Review of Valmont

Valmont (1989)
7/10
no better or worse than Dangerous Liaisons
24 February 2010
Milos Forman's Valmont is ultimately no better and no worse an adaptation of Les Liaisons Dangereuse than Dangerous Liaisons by Stephen Frears which made it into theaters months earlier. Both are entertaining, yet both dip into tedium around the three-quarter point because the web of aristocratic intrigues they are following gets too tangled for a two-hour screen treatment.
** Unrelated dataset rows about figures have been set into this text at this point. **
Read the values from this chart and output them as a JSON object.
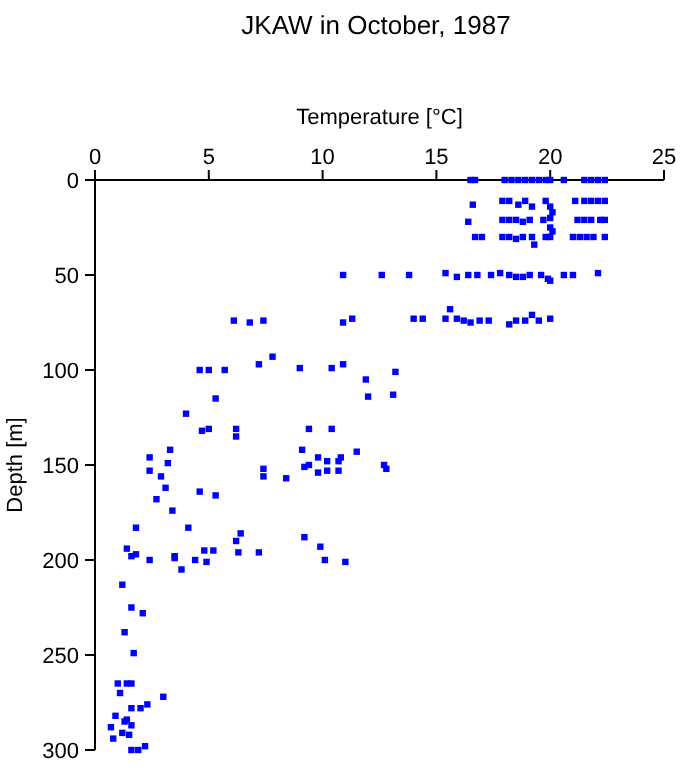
{
  "chart_data": {
    "type": "scatter",
    "title": "JKAW in October, 1987",
    "xlabel": "Temperature [°C]",
    "ylabel": "Depth [m]",
    "xlim": [
      0,
      25
    ],
    "xticks": [
      0,
      5,
      10,
      15,
      20,
      25
    ],
    "ylim": [
      300,
      0
    ],
    "yticks": [
      0,
      50,
      100,
      150,
      200,
      250,
      300
    ],
    "marker": "square",
    "series": [
      {
        "color": "#0000ff",
        "x": [
          16.5,
          16.7,
          18.0,
          18.3,
          18.6,
          18.9,
          19.2,
          19.5,
          19.8,
          20.0,
          20.6,
          21.5,
          21.8,
          22.1,
          22.4,
          16.6,
          17.9,
          18.2,
          18.6,
          18.9,
          19.2,
          19.8,
          20.0,
          20.1,
          21.1,
          21.5,
          21.8,
          22.1,
          22.4,
          16.4,
          17.9,
          18.2,
          18.5,
          18.8,
          19.1,
          19.7,
          20.0,
          20.0,
          20.1,
          21.2,
          21.5,
          21.8,
          22.2,
          22.4,
          16.7,
          17.0,
          17.9,
          18.2,
          18.5,
          18.8,
          19.2,
          19.3,
          19.8,
          20.0,
          21.0,
          21.3,
          21.6,
          21.9,
          22.4,
          10.9,
          12.6,
          13.8,
          15.4,
          15.9,
          16.4,
          16.8,
          17.4,
          17.8,
          18.2,
          18.5,
          18.8,
          19.1,
          19.6,
          19.9,
          20.0,
          20.6,
          21.0,
          22.1,
          6.1,
          6.8,
          7.4,
          10.9,
          11.3,
          14.0,
          14.4,
          15.4,
          15.6,
          15.9,
          16.2,
          16.5,
          16.9,
          17.3,
          18.2,
          18.5,
          18.9,
          19.2,
          19.5,
          20.0,
          7.8,
          7.2,
          4.6,
          5.0,
          5.7,
          9.0,
          10.4,
          10.9,
          11.9,
          13.2,
          12.0,
          13.1,
          5.3,
          4.0,
          4.7,
          5.0,
          6.2,
          6.2,
          9.4,
          10.4,
          2.4,
          2.4,
          3.2,
          3.3,
          2.9,
          3.1,
          2.7,
          3.4,
          4.6,
          5.3,
          7.4,
          7.4,
          8.4,
          9.1,
          9.2,
          9.4,
          9.8,
          9.8,
          10.2,
          10.2,
          10.7,
          10.7,
          10.8,
          11.5,
          12.7,
          12.8,
          1.8,
          1.4,
          1.8,
          1.6,
          2.4,
          3.5,
          3.5,
          3.8,
          4.1,
          4.4,
          4.8,
          4.9,
          5.2,
          6.4,
          6.2,
          6.3,
          7.2,
          9.2,
          9.9,
          10.1,
          11.0,
          1.2,
          1.6,
          2.1,
          1.3,
          1.7,
          1.0,
          1.4,
          1.6,
          1.1,
          3.0,
          2.3,
          2.0,
          1.6,
          0.9,
          1.4,
          1.3,
          1.6,
          0.7,
          1.2,
          1.5,
          0.8,
          1.6,
          1.9,
          2.2
        ],
        "values": [
          0,
          0,
          0,
          0,
          0,
          0,
          0,
          0,
          0,
          0,
          0,
          0,
          0,
          0,
          0,
          13,
          11,
          11,
          13,
          11,
          14,
          11,
          14,
          17,
          11,
          11,
          11,
          11,
          11,
          22,
          21,
          21,
          21,
          22,
          21,
          21,
          20,
          25,
          27,
          21,
          21,
          21,
          21,
          21,
          30,
          30,
          30,
          30,
          31,
          30,
          30,
          34,
          30,
          30,
          30,
          30,
          30,
          30,
          30,
          50,
          50,
          50,
          49,
          51,
          50,
          50,
          50,
          49,
          50,
          51,
          51,
          50,
          50,
          52,
          53,
          50,
          50,
          49,
          74,
          75,
          74,
          75,
          73,
          73,
          73,
          73,
          68,
          73,
          74,
          75,
          74,
          74,
          76,
          74,
          74,
          71,
          74,
          73,
          93,
          97,
          100,
          100,
          100,
          99,
          99,
          97,
          105,
          101,
          114,
          113,
          115,
          123,
          132,
          131,
          131,
          135,
          131,
          131,
          146,
          153,
          149,
          142,
          156,
          162,
          168,
          174,
          164,
          166,
          152,
          156,
          157,
          142,
          151,
          150,
          154,
          146,
          148,
          153,
          153,
          148,
          146,
          143,
          150,
          152,
          183,
          194,
          197,
          198,
          200,
          198,
          199,
          205,
          183,
          200,
          195,
          201,
          195,
          186,
          190,
          196,
          196,
          188,
          193,
          200,
          201,
          213,
          225,
          228,
          238,
          249,
          265,
          265,
          265,
          270,
          272,
          276,
          278,
          278,
          282,
          284,
          285,
          287,
          288,
          291,
          292,
          294,
          300,
          300,
          298
        ]
      }
    ]
  }
}
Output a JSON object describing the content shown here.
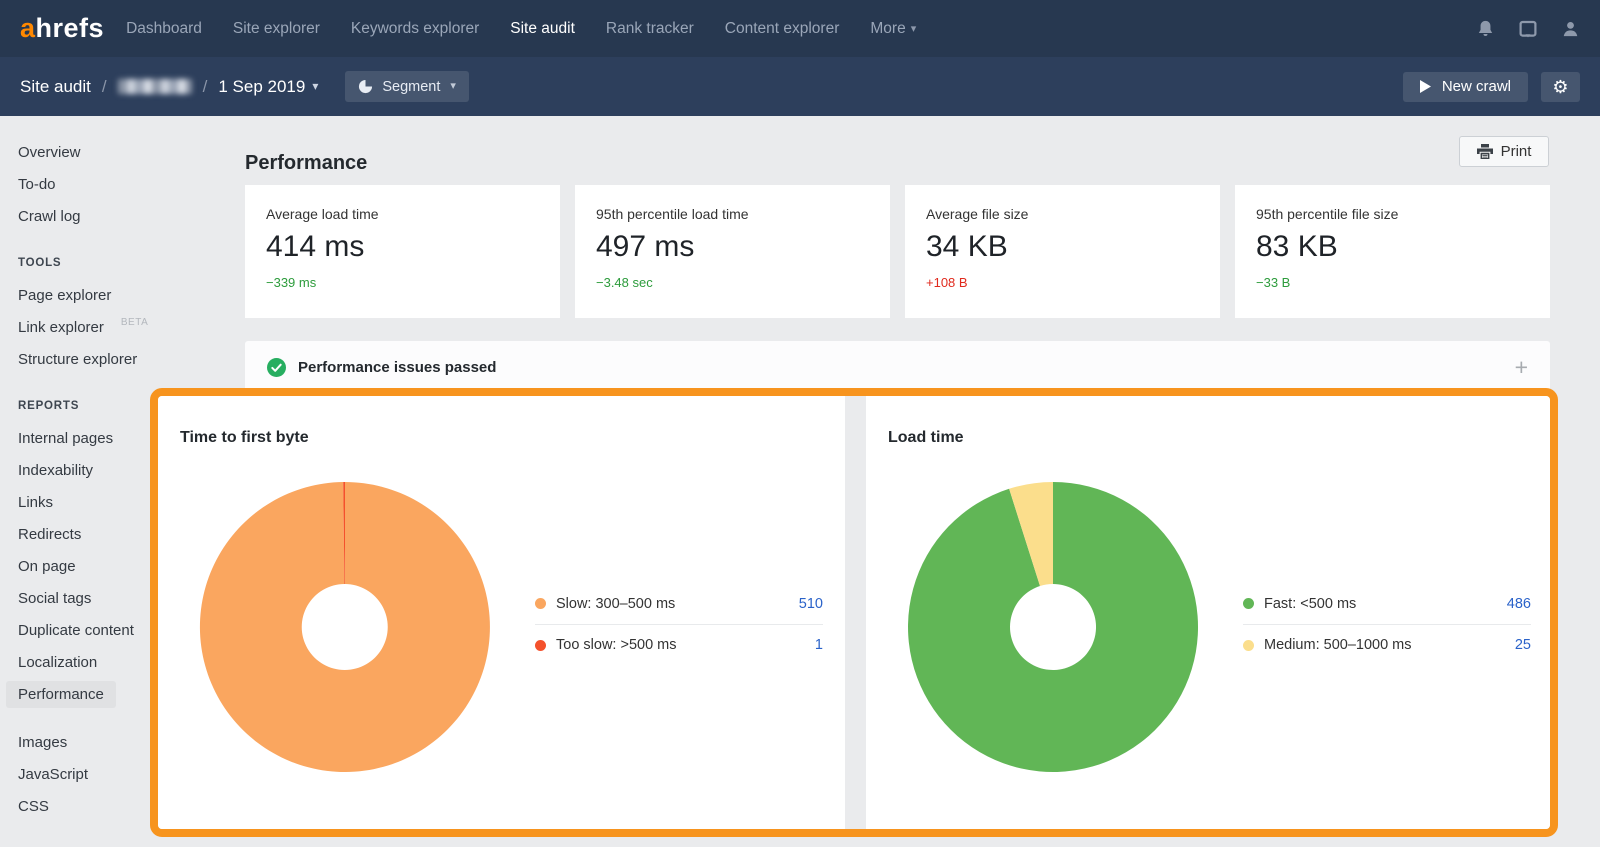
{
  "topnav": {
    "logo_a": "a",
    "logo_rest": "hrefs",
    "items": [
      {
        "label": "Dashboard",
        "active": false
      },
      {
        "label": "Site explorer",
        "active": false
      },
      {
        "label": "Keywords explorer",
        "active": false
      },
      {
        "label": "Site audit",
        "active": true
      },
      {
        "label": "Rank tracker",
        "active": false
      },
      {
        "label": "Content explorer",
        "active": false
      },
      {
        "label": "More",
        "active": false,
        "has_caret": true
      }
    ],
    "icons": [
      "bell-icon",
      "feedback-icon",
      "user-icon"
    ]
  },
  "subnav": {
    "section": "Site audit",
    "separator": "/",
    "project_name_blurred": true,
    "date": "1 Sep 2019",
    "segment_label": "Segment",
    "new_crawl_label": "New crawl",
    "icons": [
      "pie-icon",
      "play-icon",
      "gear-icon"
    ]
  },
  "sidebar": {
    "items_top": [
      "Overview",
      "To-do",
      "Crawl log"
    ],
    "tools": {
      "title": "TOOLS",
      "items": [
        "Page explorer",
        "Link explorer",
        "Structure explorer"
      ],
      "beta_badge": "BETA"
    },
    "reports": {
      "title": "REPORTS",
      "items": [
        "Internal pages",
        "Indexability",
        "Links",
        "Redirects",
        "On page",
        "Social tags",
        "Duplicate content",
        "Localization",
        "Performance"
      ],
      "active_item": "Performance"
    },
    "items_bottom": [
      "Images",
      "JavaScript",
      "CSS"
    ]
  },
  "main": {
    "title": "Performance",
    "print_label": "Print",
    "stat_cards": [
      {
        "label": "Average load time",
        "value": "414 ms",
        "delta": "−339 ms",
        "delta_color": "green"
      },
      {
        "label": "95th percentile load time",
        "value": "497 ms",
        "delta": "−3.48 sec",
        "delta_color": "green"
      },
      {
        "label": "Average file size",
        "value": "34 KB",
        "delta": "+108 B",
        "delta_color": "red"
      },
      {
        "label": "95th percentile file size",
        "value": "83 KB",
        "delta": "−33 B",
        "delta_color": "green"
      }
    ],
    "issues_row": {
      "label": "Performance issues passed",
      "expand_icon": "+"
    }
  },
  "chart_data": [
    {
      "type": "pie",
      "donut": true,
      "title": "Time to first byte",
      "legend_position": "right",
      "series": [
        {
          "name": "Slow: 300–500 ms",
          "value": 510,
          "color": "#faa65f"
        },
        {
          "name": "Too slow: >500 ms",
          "value": 1,
          "color": "#f4512c"
        }
      ]
    },
    {
      "type": "pie",
      "donut": true,
      "title": "Load time",
      "legend_position": "right",
      "series": [
        {
          "name": "Fast: <500 ms",
          "value": 486,
          "color": "#61b656"
        },
        {
          "name": "Medium: 500–1000 ms",
          "value": 25,
          "color": "#fbde8c"
        }
      ]
    }
  ],
  "colors": {
    "highlight_border": "#f7941e",
    "brand_orange": "#ff8800",
    "legend_value_blue": "#2a62c9",
    "delta_green": "#2d9c3c",
    "delta_red": "#e02a1d",
    "passed_check_green": "#27ae60",
    "topbar_bg": "#273850",
    "subnav_bg": "#2d3f5c",
    "page_bg": "#eaebed"
  }
}
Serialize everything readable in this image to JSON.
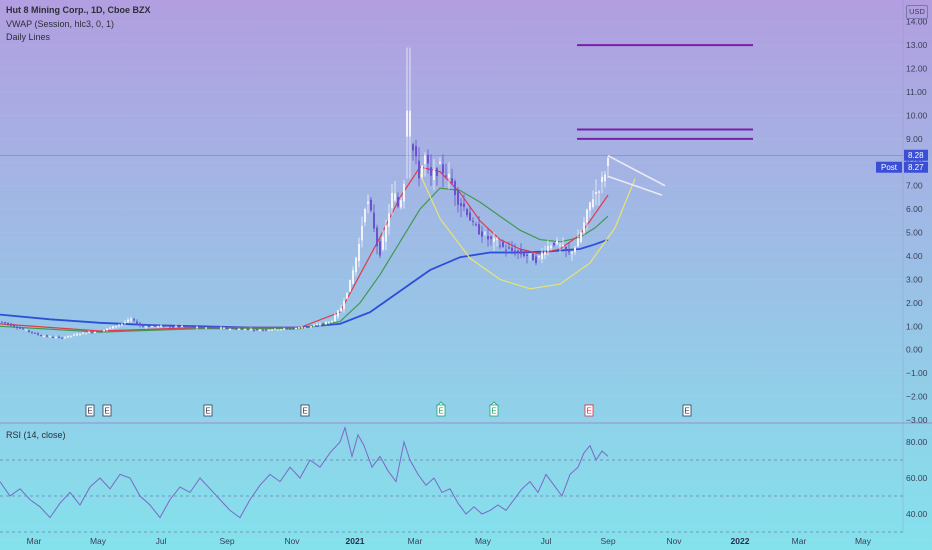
{
  "header": {
    "title": "Hut 8 Mining Corp., 1D, Cboe BZX",
    "indicator_vwap": "VWAP (Session, hlc3, 0, 1)",
    "indicator_daily": "Daily Lines",
    "currency": "USD"
  },
  "price_tags": {
    "last": "8.28",
    "post_label": "Post",
    "post": "8.27"
  },
  "rsi_panel": {
    "label": "RSI (14, close)",
    "y_ticks": [
      "80.00",
      "60.00",
      "40.00"
    ]
  },
  "earnings_marker": "E",
  "colors": {
    "background_top": "#b29ee0",
    "background_bottom": "#84e2ec",
    "ma_fast": "#e23a4a",
    "ma_mid": "#3f9a4e",
    "ma_slow": "#2c4fd8",
    "resistance": "#7a1fa8",
    "pattern": "#eaeaf6",
    "cup": "#e6e470",
    "rsi": "#7b68c8"
  },
  "chart_data": {
    "type": "candlestick",
    "ylim": [
      -3,
      14.5
    ],
    "y_ticks": [
      "14.00",
      "13.00",
      "12.00",
      "11.00",
      "10.00",
      "9.00",
      "8.00",
      "7.00",
      "6.00",
      "5.00",
      "4.00",
      "3.00",
      "2.00",
      "1.00",
      "0.00",
      "−1.00",
      "−2.00",
      "−3.00"
    ],
    "x_ticks": [
      "Mar",
      "May",
      "Jul",
      "Sep",
      "Nov",
      "2021",
      "Mar",
      "May",
      "Jul",
      "Sep",
      "Nov",
      "2022",
      "Mar",
      "May"
    ],
    "price_path": [
      [
        0,
        1.2
      ],
      [
        20,
        0.9
      ],
      [
        40,
        0.6
      ],
      [
        60,
        0.5
      ],
      [
        80,
        0.7
      ],
      [
        100,
        0.8
      ],
      [
        120,
        1.1
      ],
      [
        130,
        1.3
      ],
      [
        140,
        1.0
      ],
      [
        160,
        1.0
      ],
      [
        180,
        1.0
      ],
      [
        200,
        0.95
      ],
      [
        230,
        0.9
      ],
      [
        260,
        0.85
      ],
      [
        290,
        0.9
      ],
      [
        310,
        1.0
      ],
      [
        330,
        1.2
      ],
      [
        340,
        1.8
      ],
      [
        350,
        3.0
      ],
      [
        358,
        4.5
      ],
      [
        365,
        6.5
      ],
      [
        372,
        5.5
      ],
      [
        378,
        4.0
      ],
      [
        384,
        5.0
      ],
      [
        392,
        6.8
      ],
      [
        398,
        6.0
      ],
      [
        404,
        7.5
      ],
      [
        408,
        9.0
      ],
      [
        412,
        8.5
      ],
      [
        418,
        7.5
      ],
      [
        424,
        8.2
      ],
      [
        430,
        7.3
      ],
      [
        438,
        7.8
      ],
      [
        446,
        7.5
      ],
      [
        452,
        7.0
      ],
      [
        458,
        6.3
      ],
      [
        465,
        6.0
      ],
      [
        472,
        5.3
      ],
      [
        480,
        5.0
      ],
      [
        488,
        4.7
      ],
      [
        496,
        4.6
      ],
      [
        504,
        4.3
      ],
      [
        512,
        4.2
      ],
      [
        520,
        4.1
      ],
      [
        528,
        4.0
      ],
      [
        536,
        3.8
      ],
      [
        544,
        4.3
      ],
      [
        552,
        4.6
      ],
      [
        560,
        4.4
      ],
      [
        568,
        4.1
      ],
      [
        576,
        4.5
      ],
      [
        584,
        5.5
      ],
      [
        590,
        6.4
      ],
      [
        596,
        6.8
      ],
      [
        602,
        7.3
      ],
      [
        608,
        8.28
      ]
    ],
    "price_extremes": {
      "spike_high": 12.9,
      "spike_low": 7.3
    },
    "ma_fast": [
      [
        0,
        1.1
      ],
      [
        100,
        0.8
      ],
      [
        200,
        0.95
      ],
      [
        300,
        0.95
      ],
      [
        340,
        1.6
      ],
      [
        360,
        3.2
      ],
      [
        380,
        4.8
      ],
      [
        400,
        6.5
      ],
      [
        420,
        7.8
      ],
      [
        440,
        7.6
      ],
      [
        460,
        6.7
      ],
      [
        480,
        5.5
      ],
      [
        500,
        4.7
      ],
      [
        520,
        4.3
      ],
      [
        540,
        4.1
      ],
      [
        560,
        4.3
      ],
      [
        580,
        4.9
      ],
      [
        595,
        5.8
      ],
      [
        608,
        6.6
      ]
    ],
    "ma_mid": [
      [
        0,
        1.0
      ],
      [
        100,
        0.75
      ],
      [
        200,
        0.9
      ],
      [
        300,
        0.9
      ],
      [
        340,
        1.2
      ],
      [
        360,
        2.0
      ],
      [
        380,
        3.2
      ],
      [
        400,
        4.6
      ],
      [
        420,
        6.0
      ],
      [
        440,
        6.9
      ],
      [
        460,
        6.8
      ],
      [
        480,
        6.3
      ],
      [
        500,
        5.7
      ],
      [
        520,
        5.1
      ],
      [
        540,
        4.7
      ],
      [
        560,
        4.6
      ],
      [
        580,
        4.8
      ],
      [
        595,
        5.2
      ],
      [
        608,
        5.7
      ]
    ],
    "ma_slow": [
      [
        0,
        1.5
      ],
      [
        50,
        1.3
      ],
      [
        100,
        1.15
      ],
      [
        150,
        1.05
      ],
      [
        200,
        1.0
      ],
      [
        250,
        0.95
      ],
      [
        300,
        0.95
      ],
      [
        340,
        1.1
      ],
      [
        370,
        1.6
      ],
      [
        400,
        2.5
      ],
      [
        430,
        3.4
      ],
      [
        460,
        3.95
      ],
      [
        490,
        4.15
      ],
      [
        520,
        4.15
      ],
      [
        550,
        4.2
      ],
      [
        580,
        4.3
      ],
      [
        595,
        4.5
      ],
      [
        608,
        4.7
      ]
    ],
    "cup": [
      [
        420,
        7.5
      ],
      [
        440,
        5.6
      ],
      [
        470,
        3.9
      ],
      [
        500,
        3.0
      ],
      [
        530,
        2.6
      ],
      [
        560,
        2.8
      ],
      [
        590,
        3.7
      ],
      [
        615,
        5.2
      ],
      [
        635,
        7.3
      ]
    ],
    "resistance_levels": [
      {
        "y": 13.0,
        "x1": 577,
        "x2": 753
      },
      {
        "y": 9.4,
        "x1": 577,
        "x2": 753
      },
      {
        "y": 9.0,
        "x1": 577,
        "x2": 753
      }
    ],
    "pattern_lines": [
      [
        [
          608,
          8.28
        ],
        [
          665,
          7.0
        ]
      ],
      [
        [
          608,
          7.4
        ],
        [
          662,
          6.6
        ]
      ]
    ],
    "last_price_line": 8.28,
    "earnings_positions": [
      [
        90,
        "normal"
      ],
      [
        107,
        "normal"
      ],
      [
        208,
        "normal"
      ],
      [
        305,
        "normal"
      ],
      [
        441,
        "up"
      ],
      [
        494,
        "up"
      ],
      [
        589,
        "down"
      ],
      [
        687,
        "normal"
      ]
    ],
    "rsi": {
      "ylim": [
        30,
        90
      ],
      "bands": [
        70,
        50,
        30
      ],
      "series": [
        [
          0,
          58
        ],
        [
          10,
          50
        ],
        [
          20,
          54
        ],
        [
          30,
          48
        ],
        [
          40,
          44
        ],
        [
          50,
          38
        ],
        [
          60,
          46
        ],
        [
          70,
          52
        ],
        [
          80,
          45
        ],
        [
          90,
          55
        ],
        [
          100,
          60
        ],
        [
          110,
          54
        ],
        [
          120,
          62
        ],
        [
          130,
          60
        ],
        [
          140,
          50
        ],
        [
          150,
          45
        ],
        [
          160,
          38
        ],
        [
          170,
          48
        ],
        [
          180,
          55
        ],
        [
          190,
          52
        ],
        [
          200,
          60
        ],
        [
          210,
          54
        ],
        [
          220,
          48
        ],
        [
          230,
          42
        ],
        [
          240,
          38
        ],
        [
          250,
          48
        ],
        [
          260,
          56
        ],
        [
          270,
          62
        ],
        [
          280,
          58
        ],
        [
          290,
          66
        ],
        [
          300,
          60
        ],
        [
          310,
          70
        ],
        [
          320,
          66
        ],
        [
          330,
          74
        ],
        [
          340,
          80
        ],
        [
          345,
          88
        ],
        [
          352,
          72
        ],
        [
          358,
          84
        ],
        [
          364,
          78
        ],
        [
          372,
          66
        ],
        [
          380,
          72
        ],
        [
          388,
          64
        ],
        [
          396,
          58
        ],
        [
          404,
          80
        ],
        [
          410,
          70
        ],
        [
          418,
          62
        ],
        [
          426,
          56
        ],
        [
          434,
          60
        ],
        [
          442,
          52
        ],
        [
          450,
          54
        ],
        [
          458,
          46
        ],
        [
          466,
          40
        ],
        [
          474,
          44
        ],
        [
          482,
          40
        ],
        [
          490,
          42
        ],
        [
          498,
          45
        ],
        [
          506,
          42
        ],
        [
          514,
          48
        ],
        [
          522,
          54
        ],
        [
          530,
          58
        ],
        [
          538,
          52
        ],
        [
          546,
          62
        ],
        [
          554,
          56
        ],
        [
          562,
          50
        ],
        [
          570,
          62
        ],
        [
          578,
          66
        ],
        [
          584,
          74
        ],
        [
          590,
          78
        ],
        [
          596,
          70
        ],
        [
          602,
          75
        ],
        [
          608,
          72
        ]
      ]
    }
  }
}
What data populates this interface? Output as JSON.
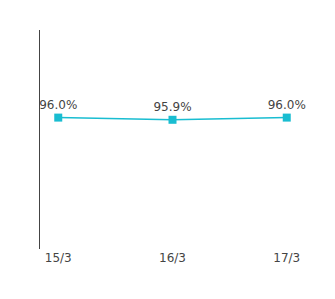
{
  "chart_data": {
    "type": "line",
    "categories": [
      "15/3",
      "16/3",
      "17/3"
    ],
    "values": [
      96.0,
      95.9,
      96.0
    ],
    "value_labels": [
      "96.0%",
      "95.9%",
      "96.0%"
    ],
    "data_labels": true,
    "color": "#19BDD1",
    "marker": "square",
    "line_style": "solid",
    "ylim": [
      90.0,
      100.0
    ],
    "grid": false,
    "tick_labels": "x"
  }
}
"Valmont" occupies a wider canvas which encompasses visual reminders that the privileged central characters live amidst a largely impoverished society. As soon as horse-drawn carriage gallops away from palace or mansion, the squalid reality of the streets of Paris is revealed. Frears's "DL" is able to show the same difference by closing in on relationships such as the intimate master-servant morning rituals that open his film. Forman's "Valmont" humanizes the main characters by toning down their cruelty and blunting their extremes. By contrast, in "DL" Glenn Close plays the Comtesse de Merteuil with a cold reserve that dissolves into hysteria whereas Annette Bening in "V" exudes a high-wattage, tightly controlled gaiety which remains more or less constant throughout. Colin Firth's Valmont is more dashing and virile than John Malkovich's, but his performance lacks the corrupt menace which Malkovich provides in overly strong doses. Firth's seduction of the young Cecile (Fairuza Balk), is brilliantly conceived, staged and performed. Meg Tilly as Mme. De Tourvel has a simplicity and vulnerability that eluded Michelle Pfeiffer in DL, and Tilly doesn't strain for effects. She and Firth are also a better physical match, and the development of their relationship makes more sense here. Henry Thomas as the music tutor in love with young Cecile has much more screen time than Keanu Reeves in DL, which is all for the better because he has the acting chops to pull it off – a 17-year-old with more principles and purity than all of the adults in his orbit combined. Whereas "Valmont" is a diffuse and leisurely satire, DL is a highly stylized tragedy.